YRC stands for Yield-and-Request-Control. The term refers to an agent’s decision of whether to let another agent make the next decision or to make the decision on its own. It is the atomic decision that an agent must make to efficiently leverage assistance from another agent.

The YRC problem considers a weak agent, called a novice, who is asked to perform a novel task. Since the task is novel, this agent alone can’t achieve a high score on the task. Fortunately, an expert who has mastered the task is present to help. Nevertheless, each help request made to the expert incurs a cost. The problem is to achieve the highest score on the task, where the score includes penalties for the help requests made.

In the context of the a dual cognitive system, the two agents represent the two component systems. But YRC is fundamentally a general problem that concerns the coordination of any two agents.

2. The Coordinator¶

The coordinator is a policy that decides at each step whether the novice or the expert will make the decision. In our standard setting, the coordinator is a component of the novice, so it has access to the environment observation given to the novice and can observe the novice’s internal computations while this agent is making a decision. Meanwhile, the expert is a black box to the coordinator. But our package supports other settings such as an transparent expert.

The YRC problem is essentially a POMDP for the coordinator, where the action is binary (request help from the expert or not).

3. The Coordination Environment (CoordEnv)¶

CoordEnv is our implementation of the POMDP presented to the coordinator. It follows the OpenGym API with some special requirements (see “Tutorials” for more details). This familiar interface allows easy integration of existing methods to tackle YRC.

A CoordEnv is made up of a base environment, a novice, and an expert. When a coordinator makes a (binary) decision, the CoordEnv queries the novice or the expert to get an environment action. This action is fed into the base environment to change the current environment state and obtain the environment reward. An expert-request cost is subtracted from the environment reward to yield the final reward of the step.

4. Coordination Cost¶

We considers two types of cost: the cost of providing assistance (expert-assistance cost) and the cost of switching from one agent to the other (context-switching cost). Our package allows users to flexibly specify these costs. The reward at each time step of a CoordEnv is computed as:

\[r_t = R(s_t, a_t) - \mathbf{1}\{ x_t = expert \} \cdot \alpha \cdot BP - \mathbf{1}\{ x_t \neq x_{t - 1} \} \cdot \beta \cdot BP\]
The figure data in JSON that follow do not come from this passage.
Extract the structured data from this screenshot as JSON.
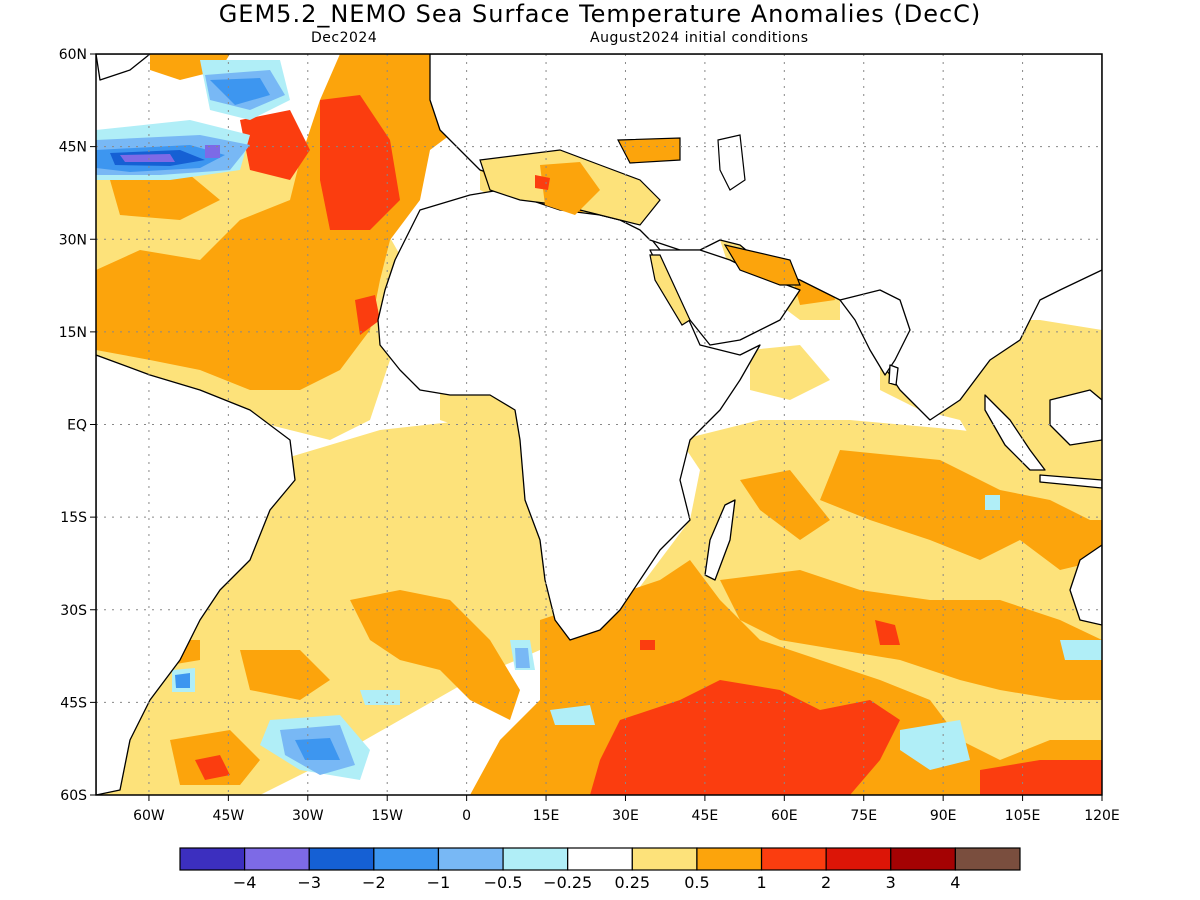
{
  "title": "GEM5.2_NEMO Sea Surface Temperature Anomalies (DecC)",
  "subtitle_left": "Dec2024",
  "subtitle_right": "August2024 initial conditions",
  "map": {
    "lon_range": [
      -70,
      120
    ],
    "lat_range": [
      -60,
      60
    ],
    "lat_ticks": [
      "60N",
      "45N",
      "30N",
      "15N",
      "EQ",
      "15S",
      "30S",
      "45S",
      "60S"
    ],
    "lon_ticks": [
      "60W",
      "45W",
      "30W",
      "15W",
      "0",
      "15E",
      "30E",
      "45E",
      "60E",
      "75E",
      "90E",
      "105E",
      "120E"
    ],
    "gridlines": "dotted"
  },
  "legend": {
    "colors": [
      "#3c2fbf",
      "#7d6ae6",
      "#1560d4",
      "#3d96f0",
      "#78b8f5",
      "#b0eef7",
      "#ffffff",
      "#fde27a",
      "#fca40c",
      "#fb3d0f",
      "#dc1507",
      "#a40203",
      "#7a4e3e"
    ],
    "labels": [
      "-4",
      "-3",
      "-2",
      "-1",
      "-0.5",
      "-0.25",
      "0.25",
      "0.5",
      "1",
      "2",
      "3",
      "4"
    ]
  }
}
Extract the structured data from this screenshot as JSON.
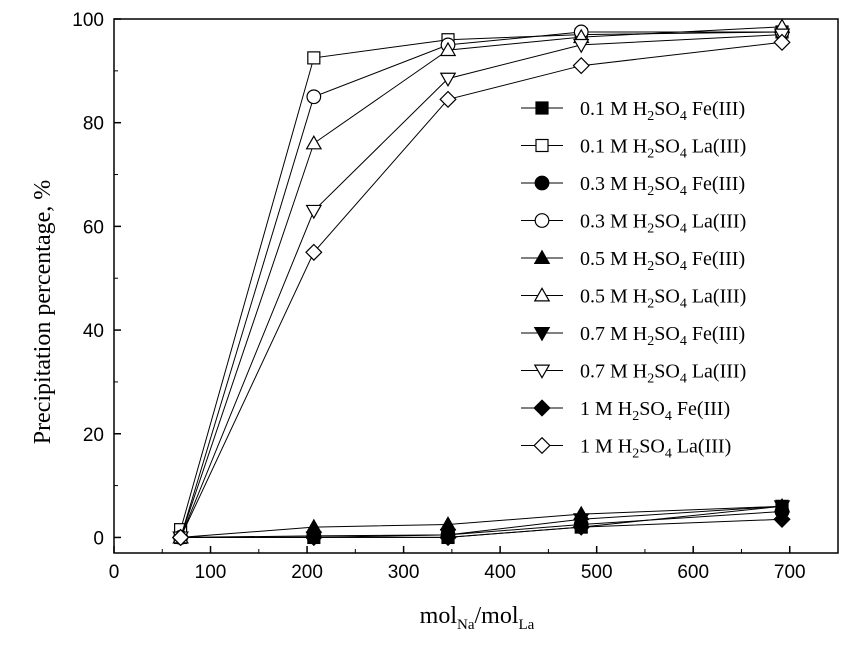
{
  "chart_data": {
    "type": "line",
    "title": "",
    "xlabel": {
      "base": "mol",
      "sub1": "Na",
      "mid": "/mol",
      "sub2": "La"
    },
    "ylabel": "Precipitation percentage, %",
    "xlim": [
      0,
      750
    ],
    "ylim": [
      -3,
      100
    ],
    "xticks": [
      0,
      100,
      200,
      300,
      400,
      500,
      600,
      700
    ],
    "yticks": [
      0,
      20,
      40,
      60,
      80,
      100
    ],
    "grid": false,
    "legend_position": "right",
    "x": [
      69,
      207,
      346,
      484,
      692
    ],
    "series": [
      {
        "id": "s1",
        "conc": "0.1 M",
        "ion": "Fe(III)",
        "marker": "square",
        "filled": true,
        "values": [
          0,
          0,
          0,
          2,
          6
        ]
      },
      {
        "id": "s2",
        "conc": "0.1 M",
        "ion": "La(III)",
        "marker": "square",
        "filled": false,
        "values": [
          1.5,
          92.5,
          96,
          97,
          97.5
        ]
      },
      {
        "id": "s3",
        "conc": "0.3 M",
        "ion": "Fe(III)",
        "marker": "circle",
        "filled": true,
        "values": [
          0,
          0.3,
          0.5,
          2.5,
          5
        ]
      },
      {
        "id": "s4",
        "conc": "0.3 M",
        "ion": "La(III)",
        "marker": "circle",
        "filled": false,
        "values": [
          0,
          85,
          95,
          97.5,
          97.5
        ]
      },
      {
        "id": "s5",
        "conc": "0.5 M",
        "ion": "Fe(III)",
        "marker": "triangle-up",
        "filled": true,
        "values": [
          0,
          2,
          2.5,
          4.5,
          6
        ]
      },
      {
        "id": "s6",
        "conc": "0.5 M",
        "ion": "La(III)",
        "marker": "triangle-up",
        "filled": false,
        "values": [
          0,
          76,
          94,
          96.5,
          98.5
        ]
      },
      {
        "id": "s7",
        "conc": "0.7 M",
        "ion": "Fe(III)",
        "marker": "triangle-down",
        "filled": true,
        "values": [
          0,
          0,
          0.5,
          3.5,
          6
        ]
      },
      {
        "id": "s8",
        "conc": "0.7 M",
        "ion": "La(III)",
        "marker": "triangle-down",
        "filled": false,
        "values": [
          0,
          63,
          88.5,
          95,
          97
        ]
      },
      {
        "id": "s9",
        "conc": "1 M",
        "ion": "Fe(III)",
        "marker": "diamond",
        "filled": true,
        "values": [
          0,
          0,
          0,
          2,
          3.5
        ]
      },
      {
        "id": "s10",
        "conc": "1 M",
        "ion": "La(III)",
        "marker": "diamond",
        "filled": false,
        "values": [
          0,
          55,
          84.5,
          91,
          95.5
        ]
      }
    ],
    "acid": {
      "base": "H",
      "sub1": "2",
      "mid": "SO",
      "sub2": "4"
    }
  }
}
where \(R(s, a)\) is the base environment’s reward function, \(x_t\) denotes the agent currently taking control, \(BP\) is a user-specified base per-step penalty, and \(\alpha\), \(\beta\) are user-specified cost weights.

5. The YRC-0 Problem¶

YRC-0 is the most difficult setting of YRC. YRC-0 assumes that for training the coordinator, the test tasks (or the test task distribution) and the expert will not be available. Moreover, the training and test distriubtions differ. The problem essentially requires generalization to novel environments and collaborators.

YRC-0 motivates the development of unsupervised methods for YRC. Even when one cannot solve YRC-0 perfectly, solutions to this problem can significantly reduce the amount of supervision required to solve YRC.

YRC-0 introduces the challenge of policy validation. In a setting where the training and test conditions are similar, one can evaluate a policy on the training conditions and the performance provides a reliable signal to select the best policy for testing. That is impossible with YRC-0. An agent must somehow be anticipate how good it is at collaborating with another agent, despite being trained in isolation in different environments.